In [3]:
import pandas as pd
import numpy as np
import matplotlib.pyplot as plt
import seaborn as sns
from sklearn.model_selection import train_test_split
from sklearn.preprocessing import LabelEncoder, StandardScaler
from sklearn.linear_model import SGDRegressor
from sklearn.ensemble import RandomForestRegressor
from sklearn.tree import DecisionTreeRegressor
from sklearn.metrics import mean_squared_error
import joblib

ModuleNotFoundError: No module named 'matplotlib'

In [2]:
# Load training data
train_data = pd.read_excel("/mnt/data/Data_Train.xlsx")

# Load test data
test_data = pd.read_excel("/mnt/data/Test_set.xlsx")

# Display first few rows
train_data.head()

FileNotFoundError: [Errno 2] No such file or directory: '/mnt/data/Data_Train.xlsx'

In [None]:
# Check for missing values
train_data.isnull().sum()

In [None]:
# Convert Date_of_Journey to day, month, and year
train_data["Journey_day"] = pd.to_datetime(train_data["Date_of_Journey"]).dt.day
train_data["Journey_month"] = pd.to_datetime(train_data["Date_of_Journey"]).dt.month
train_data.drop(["Date_of_Journey"], axis=1, inplace=True)

In [None]:
# Extract hour and minute from 'Dep_Time'
train_data["Dep_hour"] = pd.to_datetime(train_data["Dep_Time"]).dt.hour
train_data["Dep_min"] = pd.to_datetime(train_data["Dep_Time"]).dt.minute
train_data.drop(["Dep_Time"], axis=1, inplace=True)

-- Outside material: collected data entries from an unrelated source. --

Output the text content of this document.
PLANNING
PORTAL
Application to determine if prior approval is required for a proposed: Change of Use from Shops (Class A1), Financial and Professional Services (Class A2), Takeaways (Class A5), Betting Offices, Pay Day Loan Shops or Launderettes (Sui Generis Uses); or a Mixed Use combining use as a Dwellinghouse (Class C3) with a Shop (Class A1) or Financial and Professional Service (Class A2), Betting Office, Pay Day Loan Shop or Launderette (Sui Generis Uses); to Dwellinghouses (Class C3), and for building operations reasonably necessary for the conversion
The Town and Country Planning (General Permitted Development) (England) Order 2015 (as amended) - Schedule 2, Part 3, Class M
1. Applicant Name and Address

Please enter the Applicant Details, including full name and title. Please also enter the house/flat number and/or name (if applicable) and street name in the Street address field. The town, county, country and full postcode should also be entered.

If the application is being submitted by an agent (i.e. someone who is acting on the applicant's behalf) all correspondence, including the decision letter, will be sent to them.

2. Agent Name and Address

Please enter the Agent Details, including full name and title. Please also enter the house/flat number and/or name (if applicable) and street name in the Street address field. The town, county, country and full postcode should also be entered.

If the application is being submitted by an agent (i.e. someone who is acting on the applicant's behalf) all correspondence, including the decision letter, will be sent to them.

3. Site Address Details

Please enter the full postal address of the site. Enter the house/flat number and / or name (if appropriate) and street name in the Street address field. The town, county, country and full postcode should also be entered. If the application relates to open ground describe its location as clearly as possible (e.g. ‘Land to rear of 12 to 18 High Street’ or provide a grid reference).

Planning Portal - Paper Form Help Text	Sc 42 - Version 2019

# Extract hour and minute from 'Arrival_Time'
train_data["Arrival_hour"] = pd.to_datetime(train_data["Arrival_Time"]).dt.hour
train_data["Arrival_min"] = pd.to_datetime(train_data["Arrival_Time"]).dt.minute
train_data.drop(["Arrival_Time"], axis=1, inplace=True)

In [None]:
# Encode categorical variables like Airline, Source, Destination
encoder = LabelEncoder()
train_data["Airline"] = encoder.fit_transform(train_data["Airline"])
train_data["Source"] = encoder.fit_transform(train_data["Source"])
train_data["Destination"] = encoder.fit_transform(train_data["Destination"])

In [None]:
X = train_data.drop(["Price"], axis=1)
y = train_data["Price"]

# Split into training and validation sets
X_train, X_val, y_train, y_val = train_test_split(X, y, test_size=0.2, random_state=42)


Step 3: Train Models
3.1 Train Linear Regression using Gradient Descent

In [None]:
# Standardize data
scaler = StandardScaler()
X_train_scaled = scaler.fit_transform(X_train)
X_val_scaled = scaler.transform(X_val)

# Train SGDRegressor
sgd_regressor = SGDRegressor(max_iter=1000, learning_rate="optimal", eta0=0.01, random_state=42)
sgd_regressor.fit(X_train_scaled, y_train)

# Predict
y_pred_sgd = sgd_regressor.predict(X_val_scaled)

# Compute Loss (MSE)
mse_sgd = mean_squared_error(y_val, y_pred_sgd)
print(f"SGD Linear Regression MSE: {mse_sgd}")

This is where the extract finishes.